On Monday nights a small group of us have been watching a series of short films based on the book “America’s Unholy Ghosts”. Smack dab in the middle of a stream of information regarding the church’s complicity in systemic racism, the author answered a question regarding the future. He stated that he understood there was a distinct difference between hope and optimism.
Something clicked deep in the recesses of both my brain and my heart.
You see, I’m a creature of hope. It’s part of my DNA, my faith-structure and my wiring. Hope is intertwined not just with faith, but also trust. For me, hope is the dependence upon the Divine and belief that regardless of what today or tomorrow brings… God remains in the middle of it.
Optimism, on the other hand, seems to be linked more to our own actions. These may not be the standard definitions that have been blessed by Saint Webster, but they do tease out in my mind how I can be both filled with hope… and yet feel despair. I can fully have my hope and trust in God and feel like the world is going to heck in a nicely decorated handbasket.
Cool, right? The problem with my sussing this out for myself is that it also comes with the realization that although there is nothing needed from me in regard to hope (God is God, and that’s enough!) when it comes to optimism? Well, then….
Our own optimism is closely linked to that of our neighbors. As long as my neighbor is hungry or fearful, that confidence that today will be at least as good as yesterday is unreachable. Our choices impact the lives of others, as does our inaction (for instance, it isn’t enough for me to not be a racist, I need to be an anti-racist). What we do, who we are, impacts the whole.

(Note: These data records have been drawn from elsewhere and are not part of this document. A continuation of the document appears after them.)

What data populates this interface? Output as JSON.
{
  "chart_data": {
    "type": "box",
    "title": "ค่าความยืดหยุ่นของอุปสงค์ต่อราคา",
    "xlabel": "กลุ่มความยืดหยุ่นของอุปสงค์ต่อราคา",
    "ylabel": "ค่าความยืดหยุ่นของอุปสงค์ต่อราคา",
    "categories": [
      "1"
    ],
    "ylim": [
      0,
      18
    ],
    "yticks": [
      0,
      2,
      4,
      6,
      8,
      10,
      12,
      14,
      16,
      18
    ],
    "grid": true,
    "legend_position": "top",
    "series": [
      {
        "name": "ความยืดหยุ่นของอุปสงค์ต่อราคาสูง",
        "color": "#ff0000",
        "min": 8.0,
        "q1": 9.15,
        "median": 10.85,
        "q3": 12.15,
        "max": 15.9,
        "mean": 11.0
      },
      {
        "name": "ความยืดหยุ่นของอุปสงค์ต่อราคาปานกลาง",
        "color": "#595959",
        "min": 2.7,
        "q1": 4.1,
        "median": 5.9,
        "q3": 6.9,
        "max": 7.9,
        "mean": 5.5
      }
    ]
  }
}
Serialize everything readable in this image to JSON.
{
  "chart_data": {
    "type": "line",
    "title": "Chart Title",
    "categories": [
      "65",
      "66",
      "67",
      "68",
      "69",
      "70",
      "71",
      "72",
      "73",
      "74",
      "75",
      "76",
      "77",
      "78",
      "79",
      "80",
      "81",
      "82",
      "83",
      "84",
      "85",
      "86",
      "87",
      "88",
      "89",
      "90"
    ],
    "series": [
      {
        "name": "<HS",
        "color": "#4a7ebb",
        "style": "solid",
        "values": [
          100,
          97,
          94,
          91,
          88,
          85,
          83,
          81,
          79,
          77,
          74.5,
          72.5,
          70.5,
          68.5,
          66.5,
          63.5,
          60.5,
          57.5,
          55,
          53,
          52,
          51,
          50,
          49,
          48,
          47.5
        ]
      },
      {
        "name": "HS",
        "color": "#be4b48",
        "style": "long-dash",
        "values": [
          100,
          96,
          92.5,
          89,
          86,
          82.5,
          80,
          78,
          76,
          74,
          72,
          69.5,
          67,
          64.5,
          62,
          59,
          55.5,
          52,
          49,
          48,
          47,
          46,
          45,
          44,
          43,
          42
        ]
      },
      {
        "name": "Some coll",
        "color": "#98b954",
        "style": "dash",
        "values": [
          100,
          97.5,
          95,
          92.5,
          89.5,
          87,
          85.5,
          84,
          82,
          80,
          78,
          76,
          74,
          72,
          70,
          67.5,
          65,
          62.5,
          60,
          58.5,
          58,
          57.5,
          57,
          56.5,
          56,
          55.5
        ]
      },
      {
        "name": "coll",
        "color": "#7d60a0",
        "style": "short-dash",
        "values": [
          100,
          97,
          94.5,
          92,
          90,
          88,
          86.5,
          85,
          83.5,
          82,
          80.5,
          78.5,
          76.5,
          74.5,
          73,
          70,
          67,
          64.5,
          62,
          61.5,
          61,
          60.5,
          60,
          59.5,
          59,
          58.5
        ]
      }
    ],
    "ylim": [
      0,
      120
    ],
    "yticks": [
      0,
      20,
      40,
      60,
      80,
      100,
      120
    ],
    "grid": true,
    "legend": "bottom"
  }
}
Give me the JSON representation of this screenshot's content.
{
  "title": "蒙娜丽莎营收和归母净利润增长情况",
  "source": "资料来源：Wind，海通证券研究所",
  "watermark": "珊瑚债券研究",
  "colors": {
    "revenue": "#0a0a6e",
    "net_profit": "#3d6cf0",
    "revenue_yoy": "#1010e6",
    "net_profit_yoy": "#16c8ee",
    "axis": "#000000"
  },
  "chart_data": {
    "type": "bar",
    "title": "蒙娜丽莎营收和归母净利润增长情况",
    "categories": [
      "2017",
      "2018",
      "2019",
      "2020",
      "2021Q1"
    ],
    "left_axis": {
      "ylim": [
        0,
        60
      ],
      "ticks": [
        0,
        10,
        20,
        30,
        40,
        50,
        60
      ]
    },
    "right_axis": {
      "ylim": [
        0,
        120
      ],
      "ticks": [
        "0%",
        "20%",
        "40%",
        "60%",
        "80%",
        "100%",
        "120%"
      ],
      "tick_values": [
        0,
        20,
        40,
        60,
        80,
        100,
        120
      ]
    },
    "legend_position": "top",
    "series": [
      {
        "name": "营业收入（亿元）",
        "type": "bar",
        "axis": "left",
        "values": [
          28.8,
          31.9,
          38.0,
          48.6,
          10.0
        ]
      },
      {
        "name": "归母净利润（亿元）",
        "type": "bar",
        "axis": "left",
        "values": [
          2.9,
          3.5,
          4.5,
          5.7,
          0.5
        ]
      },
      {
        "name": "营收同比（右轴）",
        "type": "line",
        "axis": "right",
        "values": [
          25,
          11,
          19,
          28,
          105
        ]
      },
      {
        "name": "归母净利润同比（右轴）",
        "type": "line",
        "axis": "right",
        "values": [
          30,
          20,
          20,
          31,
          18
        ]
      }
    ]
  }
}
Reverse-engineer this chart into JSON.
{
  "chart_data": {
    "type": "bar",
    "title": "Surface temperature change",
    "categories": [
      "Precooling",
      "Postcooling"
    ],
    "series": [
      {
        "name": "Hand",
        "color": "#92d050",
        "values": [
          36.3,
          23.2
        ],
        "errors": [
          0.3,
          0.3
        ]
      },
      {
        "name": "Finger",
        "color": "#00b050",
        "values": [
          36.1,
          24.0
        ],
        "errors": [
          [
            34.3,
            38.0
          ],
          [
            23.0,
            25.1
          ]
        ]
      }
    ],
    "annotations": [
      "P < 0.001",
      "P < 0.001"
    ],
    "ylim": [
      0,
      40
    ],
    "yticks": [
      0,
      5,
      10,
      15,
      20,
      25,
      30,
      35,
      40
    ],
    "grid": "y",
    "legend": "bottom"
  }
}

The church has a dual role in pointing toward that hope we have in God while also working to create communities where our actions reflect the kin-dom of God. This is not passive work, but requires action grounded in the intent to build that kin-dom. We have a responsibility for this work that is part of our calling… and closely interconnected to that hope that we feel. The good news is that, as always, we never do this work alone.
I’ll continue to be a creature of hope but becoming more optimistic begins with my own actions in response to my siblings. Today is a new day filled with hope, thanks be to God. Will it be filled with optimism? That’s up to what we do next.